Und gerade, wenn man sich anfängt heimisch zu fühlen in diesem vergnüglichen Wirrwarr, geht es auf die Insel und der Film schlägt eine Richtung ein, die jenseits von allem liegt, was man aufgrund von Titel, Trailer oder bisheriger Filmerfahrung erwarten könnte. Da wäre der Ausdruckstanz liebende Doktor (Japans Exzentriker-Größe Kichijirô Ueda) mit Spinnweben-Händen, der mit seinen bebenden, gedrungenen Bewegungen und ständigen Kurzauftritten immer wieder für zuckende Augenlider sorgt. Da wären seine Geschöpfe, die irgendwo zwischen purem Leid und neuer Daseinsfreude pendeln und dabei einer Spannbreite gerecht werden, die von billiger Maskenbildner-Knete bis hin zu wunderbarem Kreationen zwischen Jodorowsky und Tool reicht. Der Höhepunkt ist wohl eine gedehnte, surrealistische Sequenz kurz nach der Ankunft auf dem Eiland, in der verstörend-schöne Impressionen aus dem Moloch des Doktors vorgeführt werden. Jenseits von Trash und überzeichnetem (nie aber unangemessen übertriebenem) Humor finden sich immer wieder erschreckende und zugleich erschreckend eindringliche Szenen ein, die zusammen mit der beschwörenden Musikuntermalung eine seltsam erhabene Atmosphäre zwischen Anziehung und Abstoßung generieren.

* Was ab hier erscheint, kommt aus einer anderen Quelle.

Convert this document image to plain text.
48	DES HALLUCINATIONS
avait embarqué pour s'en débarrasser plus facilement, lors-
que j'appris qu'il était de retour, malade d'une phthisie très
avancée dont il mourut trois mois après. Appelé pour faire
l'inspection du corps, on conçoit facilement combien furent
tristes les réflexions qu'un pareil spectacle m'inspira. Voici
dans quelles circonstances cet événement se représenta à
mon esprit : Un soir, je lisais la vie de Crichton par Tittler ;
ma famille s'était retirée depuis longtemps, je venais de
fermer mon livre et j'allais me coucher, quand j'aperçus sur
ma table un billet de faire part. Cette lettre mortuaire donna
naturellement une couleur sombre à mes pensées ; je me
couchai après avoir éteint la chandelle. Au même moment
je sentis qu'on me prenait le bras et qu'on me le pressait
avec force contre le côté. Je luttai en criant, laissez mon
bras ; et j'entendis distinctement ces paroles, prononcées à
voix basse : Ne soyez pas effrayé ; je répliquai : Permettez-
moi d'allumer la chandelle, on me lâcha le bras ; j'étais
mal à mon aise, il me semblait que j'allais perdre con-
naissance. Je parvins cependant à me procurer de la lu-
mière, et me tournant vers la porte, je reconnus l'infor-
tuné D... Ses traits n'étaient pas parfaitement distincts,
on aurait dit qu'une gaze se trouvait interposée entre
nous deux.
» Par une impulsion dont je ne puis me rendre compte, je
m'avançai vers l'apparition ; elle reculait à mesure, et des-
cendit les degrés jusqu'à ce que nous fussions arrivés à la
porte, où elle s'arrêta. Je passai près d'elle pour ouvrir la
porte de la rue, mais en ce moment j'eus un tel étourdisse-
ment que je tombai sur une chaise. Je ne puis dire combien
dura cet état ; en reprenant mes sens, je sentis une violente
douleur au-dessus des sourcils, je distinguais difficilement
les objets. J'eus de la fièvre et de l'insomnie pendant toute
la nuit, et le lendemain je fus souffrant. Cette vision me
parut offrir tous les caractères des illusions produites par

Manch einer wird dem Drehbuch vorwerfen, ein lückenhaftes, aus Versatzstücken bestehendes Flickwerk zu sein. Aber gerade hier liegt das Geheimnis der tranceartigen Rhythmik des Filmes verborgen, der immer wieder von Neuem verblüfft und schockiert.
Das Ganze Abenteuer, in dem sich übrigens allen Gerüchten zum Trotz kaum ausgezogen wird, kulminiert schließlich in der wunderlichsten, unpassendsten und zugleich auch unnötigsten Pseudo-Aufklärung aus dem Reich des Unwägbaren, indem es in letzter Sekunde wieder auf die detektivische Szene springt und damit auch dem letzten Fass den Boden ausschlägt. Schlichtweg wunderbar.

Fazit

Es grenzt an Anstrengung, Horrors of Malformed Men mit einer angemessenen Synopsis einzufangen. Eine passende Kritik zu verfassen, ist unweit schwieriger, das Ganze dann mit einem Fazit zu vollenden, schlicht unmöglich. Die einzigartige Atmosphäre des Filmes, der mehr als 50 Jahre nach seinem Erscheinen auch heute noch Einmaliges zeigt, zu beschreiben, ist Worten kaum möglich. Filmische Irritation als Schnittmenge von zig dekonstruierten Genres und irgendwo zwischen Trash, Kunst, Überheblichkeit und Wahnsinn – vor allem und ganz nebenbei aber ein Meiststück in Sachen Kurzweil.
Schauen, nein: Erleben. Nicht lesen.

Die einfachste Methode, an dieses viel zu lang verpönte und deswegen entschieden zu unbekannte Schmuckstück zu gelangen, ist der Umweg über einen Import aus Amerika.